Coding & Critical Discourse Analysis
Qualitative Content Analysis Because we undertook an iterative image coding process, we included enough images in the analysis to reach thematic saturation (Low 2019), which was 35 clusters. Within this set of 35, several clusters/images were so rhetorically similar that we collapsed them into one category, leaving us with 27 distinct images for analysis. Initially, images were considered apart from their contextualizing captions and comments for analysis, but in cases where it was not particularly clear which code an image should be given, we considered the surrounding text and reactions on the Facebook post where the image was shared to get a better understanding.
We carried out the analysis in an iterative manner. First, we decided on the categories/dimensions for which the images should be coded, the most basic being a binary categorization of pro-CRT or anti-CRT. Then, we began qualitatively coding for emergent themes. These codes were refined over multiple iterations until we finally grouped similar codes together to create organized parent codes. Though we created parent codes for multiple image categories (e.g., ‘type’, ‘origin’), we primarily focused on the “role” of images. The set of “role” codes captures how the image is deployed and the message/intent the image is attempting to convey.
Critical Discourse Analysis After coding these memes to better understand their rhetorical functions, we finally engaged critical discourse analysis (CDA) in order to introduce questions of power in our semiosis. In this methodology, language is never read as neutral and is instead analyzed for its ideological underpinnings. According to Fairclough, CDA provides a methodology to systematically explore often opaque relationships of causality and determination between (a) discursive practices, events and texts, and (b) wider social and cultural structures, relations and processes; to investigate how such practices, events and texts arise out of and are ideologically shaped by relations of power and struggles over power . Fairclough (2018, p. 93)

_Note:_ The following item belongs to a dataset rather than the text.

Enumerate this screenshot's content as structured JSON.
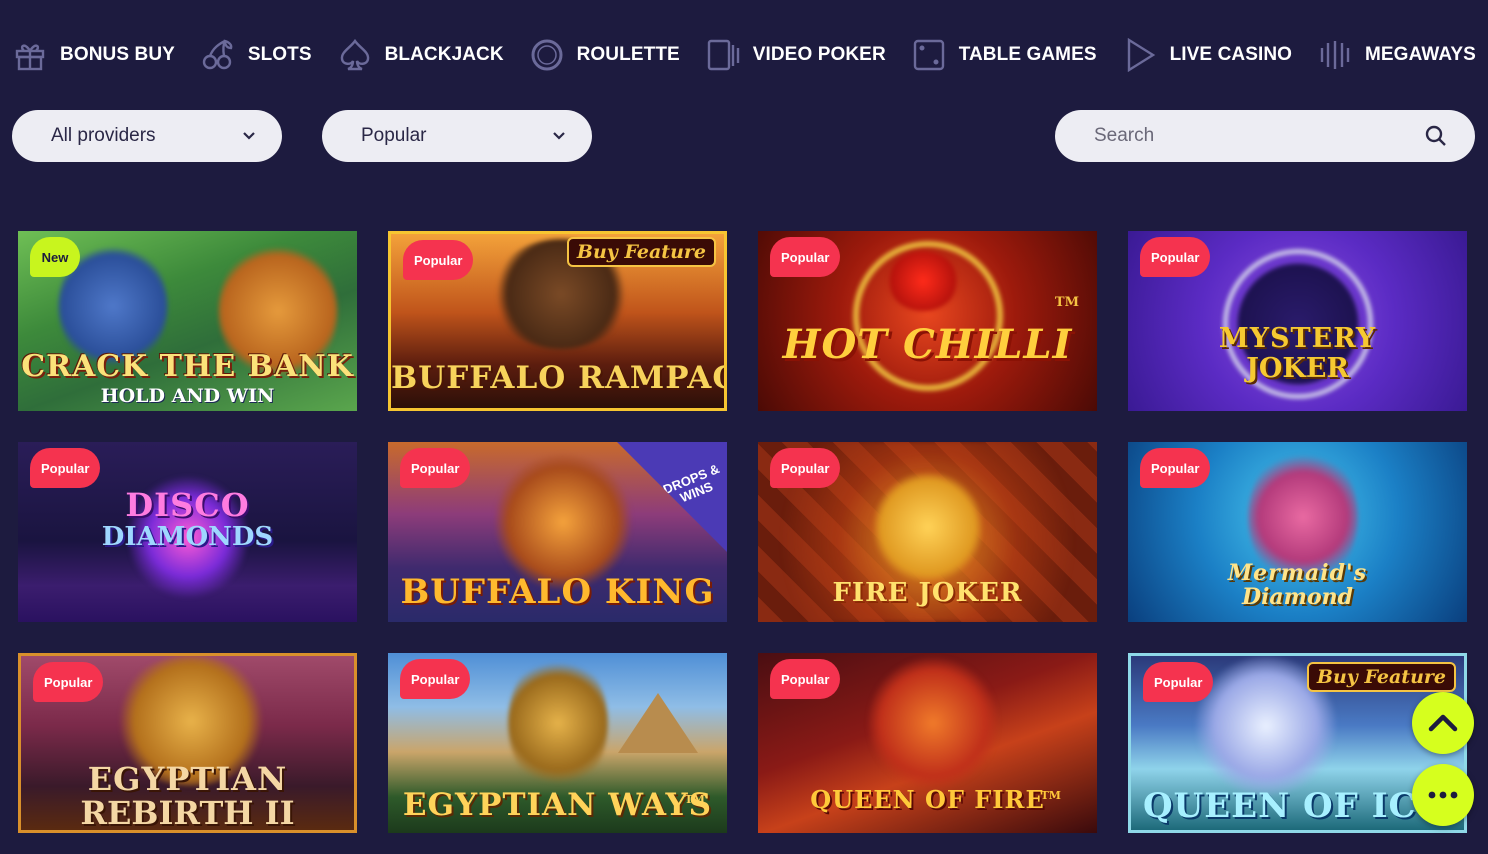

He theorizes discourse as a “three-dimensional” structure which is made up of discourse events, discursive practices, and social practice. Discourse events, he posits, are the actual “text” to be analyzed—“text” meaning any culturally-situated object of study—and these discourse events are composed of both discursive practices and social practices (Fairclough 2018).
In the case of the present study, memes are the discourse events which we analyze for their discursive practices–what the text and image, together, are discursively creating and reflecting–and for their social practices–how these discourses are tied up in sociocultural contexts. The content analysis allowed us to see trends in the discursive practices of these memes, and situating these trends within the social contexts of political and hegemonic power relations allowed us to make our ultimate arguments on why these memes, as discourse moments, matter in a crowded field of political discourse.
∗We will share a link to this dataset after the peer review is completed.